Citing significant environmental, health and safety implications, it also noted that “the strategic fit of fusion technology with the demands of North America’s coal-based electric power industry as plants reach end-of-service and require replacement.” What is needed immediately, they insist, is an action plan “to ensure Alberta’s and Canada’s place in the emerging fusion-energy economy.” While the notion of fusion energy is closely tied to the generation of electricity, perhaps it could meet an oilsands challenge which went untried during the optimistic early years of the first nuclear age.
Fifty years ago, Richfield Oil Company proposed an experimental plan to release liquid hydrocarbons from the oilsands through the expedient of an underground nuclear explosion.
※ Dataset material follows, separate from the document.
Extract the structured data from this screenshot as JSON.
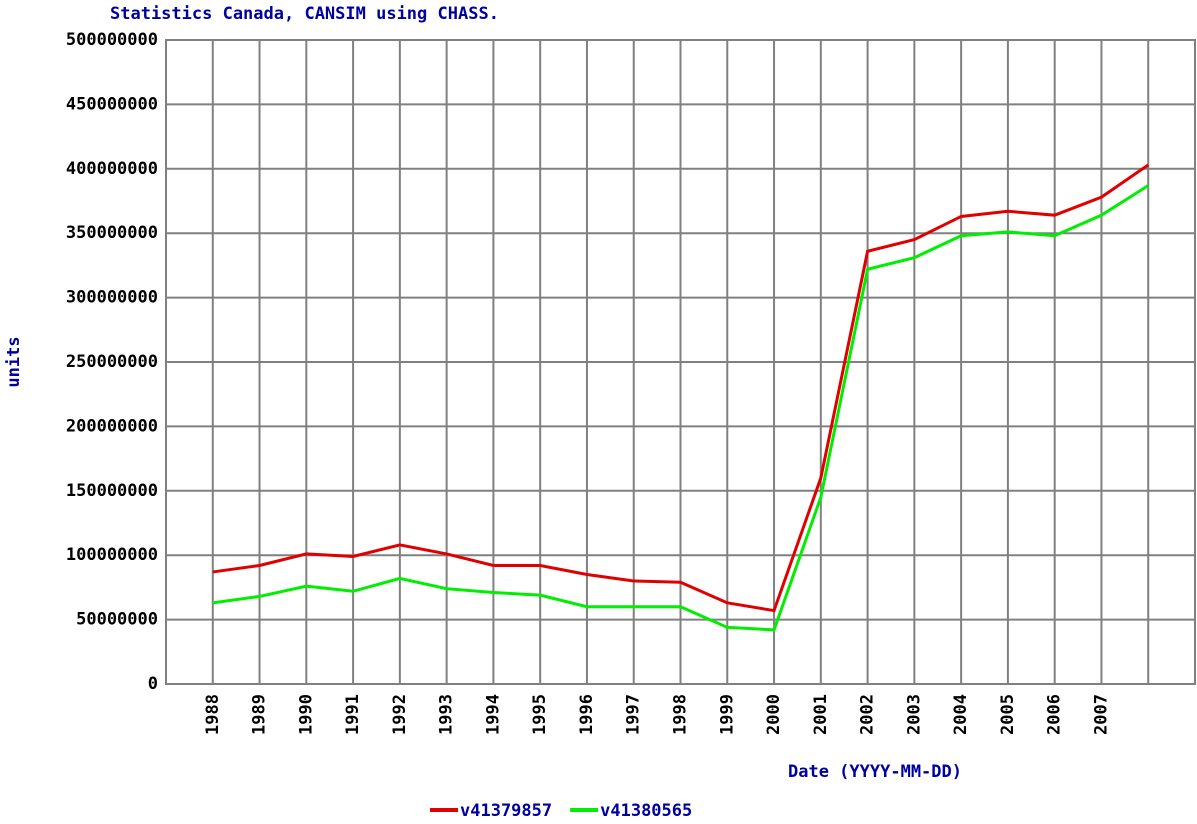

The company proposed detonating a nine-kiloton explosive device below the oil sands at a site 100 kilometres south of Fort McMurray.
Thermonuclear heat would create a large underground cavern and simultaneously liquefy the oil. The cavern could serve as a collection point for the now-fluid bitumen, enabling the company to produce it. This idea came remarkably close to actually taking place. The project received federal approval in Canada, and America’s Atomic Energy Commission agreed to provide the device. But before the pilot could take place, public pressure for an international ban on nuclear testing had mounted.
As the late Ernest Manning once told me, when he was premier the federal government withheld approval and thus killed the plan. Perhaps in the second nuclear age, energy from nuclear fusion could become a safe and realistic heat source for producing and refining the dense oils Canada is famous for. This idea may sound far-fetched until you consider that in Peace River Shell is already testing the use of electric heaters to refine bitumen carbonates in situ, deep inside underground formations. When you start talking about a second nuclear age, nothing seems impossible.